The best is yet to come in the form of Stanley Cup Playoffs competition, but the Kraken turned in one stellar and historic regular season for Seattle faithful and non-believers alike.
This wonderful hockey year started with most North American media observers not penciling the Kraken into the Western Conference top eight. Some writers, broadcasters, and podcasters leveled up to predict Seattle would be disrupters (if not postseason qualifiers) and much improved. Pretty sure no one out there in Expertland called the 19/20-win increase and 40 more standings points than the inaugural season. The Kraken set all kinds of records for a second-year expansion team since the Original Six to the current 32-team NHL.

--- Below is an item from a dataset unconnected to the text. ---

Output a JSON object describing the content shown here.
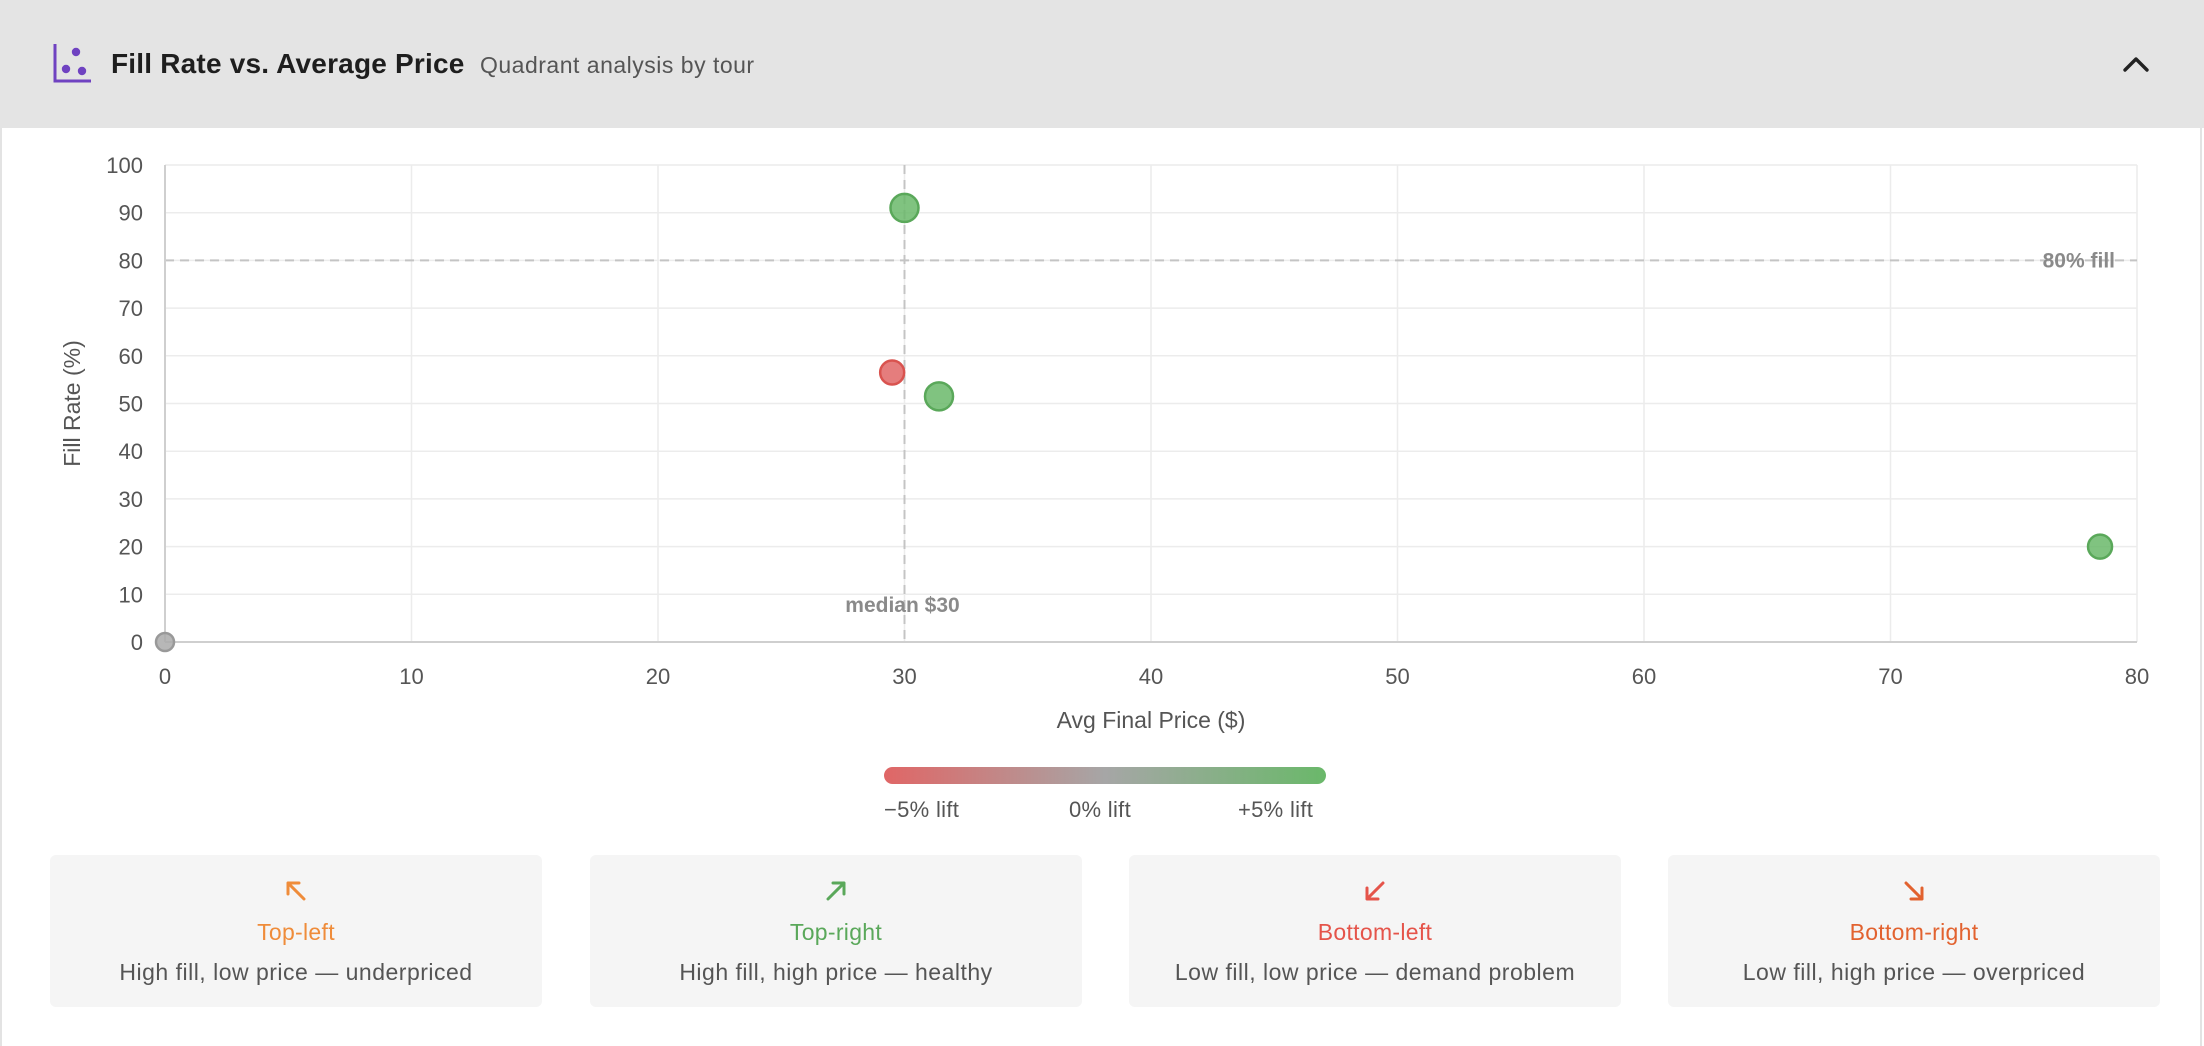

But one Western Conference pro scout was in early on the Seattle turnaround. He was up in the press box in the Kraken's opening game at Anaheim, which turned out to be a 5-4 overtime loss despite 48 shots on goal. The scout called his boss the next morning to say "Seattle is a playoff team" and "they will be up there in the division, second or third."
His reasoning: Depth at forward (and that was before Eeli Tolvanen was claimed on waivers and Daniel Sprong was still working through the visa process). Multiple defensemen who are responsible at their own end and capable of pushing the offensive tempo, especially calling out the playoff pedigree of Justin Schultz. A full season of Matty Beniers.
All solid rationale. You can mix in Ron Francis making expansion draft choices that others may have questioned or glossed over: Vince Dunn's breakout season. The steady rise of Will Borgen from healthy scratch for the first half of 2021-22 to playing top-four minutes all second season long. Plus, Francis' signing the aforementioned Schultz plus Andre Burakovsky (leading scorer until his midseason injury) and Martin Jones (27 wins in goal).
There's more, but there's no playoff berth without Dave Hakstol and his coaching staff. Hakstol will play it down but if Hakstol is not one of three finalists for the Jack Adams Award for NHL Coach of the Year, it's flat-out robbery. Hakstol's ability to juggle minutes of a forward group that was 14-strong (only 12 dress for games) has been impressive. He was comfortable enough in his leadership capabilities to welcome an NHL head coach and veteran of 1,200-plus NHL games, Dave Lowry, into the coaches' room with undeniable results on not only the penalty kill but overall team morale.